There is something which has been common in Waymo’s patent infringement lawsuit against Uber. The ride-hailing giant has been insistent about settling the trade-secret battle, as it is being defined, outside of federal court and in private (via Reuters).
And though U.S District Court Judge William Alsup has already rejected Uber’s motions and recommended the lawsuit to federal prosecutors for criminal investigation, the ride-hailing giant has appealed against his decision. It is once again pushing for private arbitration, even when it doesn’t exactly have the provided terms to do with Waymo.
On Thursday, Uber has filed a notice of appeal informing the Northern California federal court that is once again opening its appeal for arbitration. The American ride-hailing giant has asked the Federal Court of Appeals to jump in and review the ruling detailed by Judge Alsup, who’s presiding over this case.
The said ruling involved a similar motion, which is to transfer the ongoing lawsuit from public proceedings to a more private setting.
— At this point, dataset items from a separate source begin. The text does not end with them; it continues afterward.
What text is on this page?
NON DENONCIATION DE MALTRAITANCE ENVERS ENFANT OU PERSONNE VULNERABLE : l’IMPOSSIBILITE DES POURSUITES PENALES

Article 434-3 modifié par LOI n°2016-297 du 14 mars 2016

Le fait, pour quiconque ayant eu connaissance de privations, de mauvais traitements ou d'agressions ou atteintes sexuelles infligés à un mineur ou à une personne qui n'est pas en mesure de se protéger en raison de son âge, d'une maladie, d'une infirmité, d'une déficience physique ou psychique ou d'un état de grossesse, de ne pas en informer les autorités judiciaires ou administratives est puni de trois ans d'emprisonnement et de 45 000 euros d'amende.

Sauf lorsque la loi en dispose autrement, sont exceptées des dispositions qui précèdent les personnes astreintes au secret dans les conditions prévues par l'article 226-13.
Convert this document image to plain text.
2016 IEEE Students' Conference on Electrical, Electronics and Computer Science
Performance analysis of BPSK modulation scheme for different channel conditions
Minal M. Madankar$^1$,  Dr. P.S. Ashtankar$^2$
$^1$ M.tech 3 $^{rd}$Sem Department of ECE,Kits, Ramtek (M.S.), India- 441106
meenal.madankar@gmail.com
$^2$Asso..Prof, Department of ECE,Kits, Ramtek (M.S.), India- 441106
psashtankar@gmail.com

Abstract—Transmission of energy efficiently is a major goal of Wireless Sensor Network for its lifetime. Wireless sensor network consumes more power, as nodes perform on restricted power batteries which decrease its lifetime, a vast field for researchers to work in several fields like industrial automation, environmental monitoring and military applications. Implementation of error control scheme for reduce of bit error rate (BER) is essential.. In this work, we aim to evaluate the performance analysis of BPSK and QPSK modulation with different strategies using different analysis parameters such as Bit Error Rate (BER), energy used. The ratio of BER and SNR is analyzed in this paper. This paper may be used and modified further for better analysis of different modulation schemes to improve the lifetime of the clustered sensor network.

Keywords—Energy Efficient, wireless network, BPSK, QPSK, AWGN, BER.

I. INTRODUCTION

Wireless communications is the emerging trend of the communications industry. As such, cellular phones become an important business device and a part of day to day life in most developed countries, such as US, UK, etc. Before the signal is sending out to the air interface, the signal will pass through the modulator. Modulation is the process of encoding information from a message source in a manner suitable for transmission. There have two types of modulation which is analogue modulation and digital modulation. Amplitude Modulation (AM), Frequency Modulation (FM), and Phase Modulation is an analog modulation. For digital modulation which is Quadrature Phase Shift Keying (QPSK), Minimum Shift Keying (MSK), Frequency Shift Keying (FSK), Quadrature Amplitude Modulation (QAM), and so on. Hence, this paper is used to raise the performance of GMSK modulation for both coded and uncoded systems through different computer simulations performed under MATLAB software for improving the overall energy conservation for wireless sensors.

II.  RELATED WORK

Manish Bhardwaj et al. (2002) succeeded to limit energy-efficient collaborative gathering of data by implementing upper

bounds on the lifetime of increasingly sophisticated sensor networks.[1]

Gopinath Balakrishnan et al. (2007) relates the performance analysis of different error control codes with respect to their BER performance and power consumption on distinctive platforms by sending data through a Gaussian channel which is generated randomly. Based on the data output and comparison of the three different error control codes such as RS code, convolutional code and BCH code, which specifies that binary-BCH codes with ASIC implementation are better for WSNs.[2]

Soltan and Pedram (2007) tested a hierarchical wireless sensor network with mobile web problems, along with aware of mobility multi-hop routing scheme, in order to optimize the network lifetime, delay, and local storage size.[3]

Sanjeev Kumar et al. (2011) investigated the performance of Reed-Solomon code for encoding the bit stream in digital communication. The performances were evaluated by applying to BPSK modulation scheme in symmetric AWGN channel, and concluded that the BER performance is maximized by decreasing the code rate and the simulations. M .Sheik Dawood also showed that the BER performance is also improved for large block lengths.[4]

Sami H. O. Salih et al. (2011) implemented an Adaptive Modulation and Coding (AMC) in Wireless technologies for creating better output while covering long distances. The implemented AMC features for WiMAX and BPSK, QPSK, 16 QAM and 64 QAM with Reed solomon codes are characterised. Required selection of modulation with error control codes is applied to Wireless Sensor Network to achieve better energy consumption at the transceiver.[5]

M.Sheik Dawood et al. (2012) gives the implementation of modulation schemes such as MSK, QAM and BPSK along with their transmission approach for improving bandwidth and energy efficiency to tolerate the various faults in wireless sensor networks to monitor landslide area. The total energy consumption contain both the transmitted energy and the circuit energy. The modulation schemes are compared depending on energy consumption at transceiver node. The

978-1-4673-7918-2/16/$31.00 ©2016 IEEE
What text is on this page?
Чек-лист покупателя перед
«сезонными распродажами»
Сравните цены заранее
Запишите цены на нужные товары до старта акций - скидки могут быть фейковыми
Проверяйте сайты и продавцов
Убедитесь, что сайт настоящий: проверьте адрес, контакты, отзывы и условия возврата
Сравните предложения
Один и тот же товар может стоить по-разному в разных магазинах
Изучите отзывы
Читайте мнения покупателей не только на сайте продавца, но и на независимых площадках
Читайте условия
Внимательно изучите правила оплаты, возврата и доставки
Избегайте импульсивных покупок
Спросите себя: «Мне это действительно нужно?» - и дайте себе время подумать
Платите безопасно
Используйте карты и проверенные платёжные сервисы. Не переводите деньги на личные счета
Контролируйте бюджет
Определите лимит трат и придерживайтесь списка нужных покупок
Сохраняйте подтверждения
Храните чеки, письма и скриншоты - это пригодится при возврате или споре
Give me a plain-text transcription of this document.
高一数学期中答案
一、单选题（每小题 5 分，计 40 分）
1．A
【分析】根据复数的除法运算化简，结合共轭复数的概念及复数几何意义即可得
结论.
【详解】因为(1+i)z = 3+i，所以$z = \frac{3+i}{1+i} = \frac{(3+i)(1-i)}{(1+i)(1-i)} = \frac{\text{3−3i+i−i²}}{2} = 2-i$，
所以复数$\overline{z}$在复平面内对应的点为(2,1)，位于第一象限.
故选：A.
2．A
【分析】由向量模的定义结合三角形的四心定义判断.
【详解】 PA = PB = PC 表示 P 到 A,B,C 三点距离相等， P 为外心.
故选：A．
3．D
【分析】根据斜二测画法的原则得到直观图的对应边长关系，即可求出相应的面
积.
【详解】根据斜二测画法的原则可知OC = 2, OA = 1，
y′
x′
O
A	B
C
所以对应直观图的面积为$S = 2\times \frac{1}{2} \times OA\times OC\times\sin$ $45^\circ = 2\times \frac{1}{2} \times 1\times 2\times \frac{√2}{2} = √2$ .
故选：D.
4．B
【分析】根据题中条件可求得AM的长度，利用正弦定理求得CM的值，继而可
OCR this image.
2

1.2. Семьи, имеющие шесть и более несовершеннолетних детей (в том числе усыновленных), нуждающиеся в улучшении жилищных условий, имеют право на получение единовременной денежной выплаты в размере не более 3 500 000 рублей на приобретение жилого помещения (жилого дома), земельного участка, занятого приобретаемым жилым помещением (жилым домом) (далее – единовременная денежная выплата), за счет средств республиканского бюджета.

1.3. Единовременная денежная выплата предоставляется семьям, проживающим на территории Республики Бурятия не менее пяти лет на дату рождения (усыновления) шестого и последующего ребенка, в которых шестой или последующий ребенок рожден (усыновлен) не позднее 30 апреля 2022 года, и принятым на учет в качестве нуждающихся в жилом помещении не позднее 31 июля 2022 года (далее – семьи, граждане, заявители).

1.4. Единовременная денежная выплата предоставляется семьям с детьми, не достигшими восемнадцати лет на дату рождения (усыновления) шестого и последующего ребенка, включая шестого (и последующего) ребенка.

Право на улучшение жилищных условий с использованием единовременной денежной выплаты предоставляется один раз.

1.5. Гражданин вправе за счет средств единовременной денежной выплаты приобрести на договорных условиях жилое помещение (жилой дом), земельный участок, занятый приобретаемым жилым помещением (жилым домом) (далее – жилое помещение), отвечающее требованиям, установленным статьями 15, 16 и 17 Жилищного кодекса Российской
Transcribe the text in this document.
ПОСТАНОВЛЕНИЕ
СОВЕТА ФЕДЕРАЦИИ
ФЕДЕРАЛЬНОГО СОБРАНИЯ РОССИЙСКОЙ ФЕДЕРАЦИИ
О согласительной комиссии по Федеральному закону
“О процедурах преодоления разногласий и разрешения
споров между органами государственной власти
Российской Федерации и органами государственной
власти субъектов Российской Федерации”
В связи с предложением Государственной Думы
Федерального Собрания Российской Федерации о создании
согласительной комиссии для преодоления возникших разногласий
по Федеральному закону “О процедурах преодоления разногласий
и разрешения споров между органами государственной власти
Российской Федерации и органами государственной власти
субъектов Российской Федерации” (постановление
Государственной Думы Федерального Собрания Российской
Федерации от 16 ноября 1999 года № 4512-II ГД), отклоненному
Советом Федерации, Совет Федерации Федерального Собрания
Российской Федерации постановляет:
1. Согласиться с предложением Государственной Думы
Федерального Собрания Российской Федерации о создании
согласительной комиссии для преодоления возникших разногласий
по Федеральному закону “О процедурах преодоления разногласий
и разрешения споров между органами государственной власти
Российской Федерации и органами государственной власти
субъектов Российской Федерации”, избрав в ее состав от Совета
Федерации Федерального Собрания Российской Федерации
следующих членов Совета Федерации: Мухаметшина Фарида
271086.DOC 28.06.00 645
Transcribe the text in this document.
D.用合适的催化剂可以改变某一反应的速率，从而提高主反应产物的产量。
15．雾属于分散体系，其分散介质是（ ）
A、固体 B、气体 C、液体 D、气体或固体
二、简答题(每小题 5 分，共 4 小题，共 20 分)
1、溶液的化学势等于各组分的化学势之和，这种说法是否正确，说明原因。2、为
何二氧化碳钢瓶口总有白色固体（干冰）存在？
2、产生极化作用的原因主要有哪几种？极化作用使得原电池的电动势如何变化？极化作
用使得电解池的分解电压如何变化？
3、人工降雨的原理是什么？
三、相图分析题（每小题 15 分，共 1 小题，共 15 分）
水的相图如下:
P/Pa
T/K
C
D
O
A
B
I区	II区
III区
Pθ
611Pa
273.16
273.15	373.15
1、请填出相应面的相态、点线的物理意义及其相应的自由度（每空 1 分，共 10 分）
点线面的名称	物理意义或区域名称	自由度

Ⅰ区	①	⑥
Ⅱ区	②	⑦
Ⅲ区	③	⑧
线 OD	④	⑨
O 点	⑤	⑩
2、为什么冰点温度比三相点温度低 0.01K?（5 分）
Waymo opposed the said motion, as expected and is completely satisfied with the judge’s decision to refer the lawsuit proceedings to the Department of Justice.
And this seems like another futile attempt on Uber’s part as judge Alsup has already stated that these proceedings need to remain in the public eye because the two self-driving divisions battling each other do not have any kind of arbitration agreement. As reported earlier, Alphabet’s spin-off self-driving division did resort to private arbitration with its former executive. But, that didn’t work out in their favor.
So, the company had to point the gun towards Uber, who is currently employing Levandowski. The Mountain View giant accused them of using confidential compensation info to lure Waymo team members to the ride-hailing giant. Commenting on this appeal notice, a Waymo spokesperson in a statement said:
In full view of the court, Waymo has presented strong evidence that Uber has stolen our trade secrets and used our confidential information. Uber’s appeal is a blatant attempt to hide their misconduct from the public.
The primary concern among automotive and technology watchdogs is that the ongoing tussle between Uber and Waymo can prove to be detrimental for the self-driving industry, as a whole. The lawsuit involves two of the fastest growing technology firms in terms of autonomous tech development – Uber and Waymo are both conducting public on-road trials.
The fate of Uber’s self-driving division could have been in jeopardy as the judge was in favor of an injunction and has even passed a partial one. It says that the ride-hailing giant can continue to operate its autonomous vehicle efforts, only if former Google Anthony Levandowski doesn’t participate (or meddle) with the affair of the LiDAR sensor team. Waymo has alleged that its star self-driving executive exited the company with more than 9.7GB worth of confidential data, about 14000 blueprints, design files, and testing documentation, used to build the self-driving truck startup Otto, which was bought by Uber.